Je n’avais jamais osé en parler, même si j’aurais pu demander à un soigneur d’essayer quelque chose. Et puis, je me suis dit que c’était une faiblesse, une de plus que l’on pouvait m’attribuer. Je gardais ce secret pour moi, me jurant de ne jamais le révéler à qui que ce soit.
Tourne la grande ourse, tourne la petite ourse.
Il n'y a pas de nuit sans matin,
Le soleil reviendra demain.*
Il a fallu qu’il joue les divas. Il a permis de remporter la bataille des Trois Princes grâce aux ombres et il a fomenté une rébellion au sein des Grisha. Quelle trahison. Inacceptable. Intolérable. Je le détestais encore plus après cela. Il avait pris la place que je désirais, que j’étais destiné à avoir, pour lui tourner le dos et salir la réputation des Grisha. Trahir le Roi. Il était hors de question qu’il s’en sorte ainsi. Je mettrais tous les moyens en place pour lui faire payer cette disgrâce.
Marchant jusqu’à l’aire d’entraînement des résignés, un silence s’abattit au fur et à mesure de ma progression. Je m’arrêtais, observant les résignés en face de moi d’un regard sévère et autoritaire.
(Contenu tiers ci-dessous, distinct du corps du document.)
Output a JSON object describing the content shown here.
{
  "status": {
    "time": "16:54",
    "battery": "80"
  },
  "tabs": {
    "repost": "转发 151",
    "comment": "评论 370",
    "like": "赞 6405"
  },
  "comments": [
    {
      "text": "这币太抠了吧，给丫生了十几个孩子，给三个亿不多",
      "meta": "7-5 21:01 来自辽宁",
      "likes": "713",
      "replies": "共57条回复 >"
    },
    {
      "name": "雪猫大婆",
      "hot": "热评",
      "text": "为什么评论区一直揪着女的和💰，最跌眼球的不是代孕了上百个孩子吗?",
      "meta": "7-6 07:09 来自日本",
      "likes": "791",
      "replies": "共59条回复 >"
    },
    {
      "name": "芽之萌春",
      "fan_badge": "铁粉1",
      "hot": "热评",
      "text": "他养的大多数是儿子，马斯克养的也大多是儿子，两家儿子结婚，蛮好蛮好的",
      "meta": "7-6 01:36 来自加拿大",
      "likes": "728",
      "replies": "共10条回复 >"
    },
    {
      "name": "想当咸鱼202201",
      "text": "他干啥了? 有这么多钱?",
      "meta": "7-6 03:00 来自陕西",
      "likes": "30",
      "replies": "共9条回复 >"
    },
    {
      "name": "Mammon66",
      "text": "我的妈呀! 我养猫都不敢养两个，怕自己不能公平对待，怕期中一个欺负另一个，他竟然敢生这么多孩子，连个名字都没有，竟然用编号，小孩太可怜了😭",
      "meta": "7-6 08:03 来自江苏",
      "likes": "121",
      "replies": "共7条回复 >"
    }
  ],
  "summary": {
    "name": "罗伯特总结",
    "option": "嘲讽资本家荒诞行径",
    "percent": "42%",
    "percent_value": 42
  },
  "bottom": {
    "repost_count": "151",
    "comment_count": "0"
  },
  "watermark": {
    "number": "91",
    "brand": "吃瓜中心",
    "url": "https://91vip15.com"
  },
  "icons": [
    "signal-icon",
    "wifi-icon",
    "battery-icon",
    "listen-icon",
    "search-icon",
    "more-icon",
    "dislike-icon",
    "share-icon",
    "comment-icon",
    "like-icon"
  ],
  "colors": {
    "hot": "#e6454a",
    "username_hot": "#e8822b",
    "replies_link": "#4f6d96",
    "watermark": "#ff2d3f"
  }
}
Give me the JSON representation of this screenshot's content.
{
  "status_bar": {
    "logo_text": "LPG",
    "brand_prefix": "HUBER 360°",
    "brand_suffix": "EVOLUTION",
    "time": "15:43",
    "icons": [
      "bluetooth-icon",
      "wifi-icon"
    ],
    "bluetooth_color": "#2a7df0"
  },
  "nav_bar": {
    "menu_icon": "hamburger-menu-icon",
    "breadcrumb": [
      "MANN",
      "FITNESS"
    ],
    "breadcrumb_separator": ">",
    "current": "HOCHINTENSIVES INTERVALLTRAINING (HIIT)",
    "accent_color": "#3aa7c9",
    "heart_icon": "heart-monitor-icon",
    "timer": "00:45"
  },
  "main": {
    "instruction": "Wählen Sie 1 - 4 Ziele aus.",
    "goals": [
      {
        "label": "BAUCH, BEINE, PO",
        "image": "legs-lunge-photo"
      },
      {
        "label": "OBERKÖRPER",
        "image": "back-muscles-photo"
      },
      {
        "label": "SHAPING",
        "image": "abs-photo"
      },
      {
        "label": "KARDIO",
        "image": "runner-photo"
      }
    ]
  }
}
« On va reprendre les bases de l’entraînement, parce qu’un tel niveau est inadmissible. Lâchez vos armes, vous n’utiliserez que votre petite science aujourd’hui jusqu’à ce que vous tombiez dans les pommes. Et lorsque vous reviendrez à vous, vous recommencerez. »Les instructeurs compréhensifs étaient révolus. Pour gagner une guerre, il fallait des soldats et le fiasco du bal de l’hiver était la preuve que quelqu’un devait mettre un coup de pied aux fesses de certains. Je donnerais le coup et ils recevraient.
* Berceuse russe.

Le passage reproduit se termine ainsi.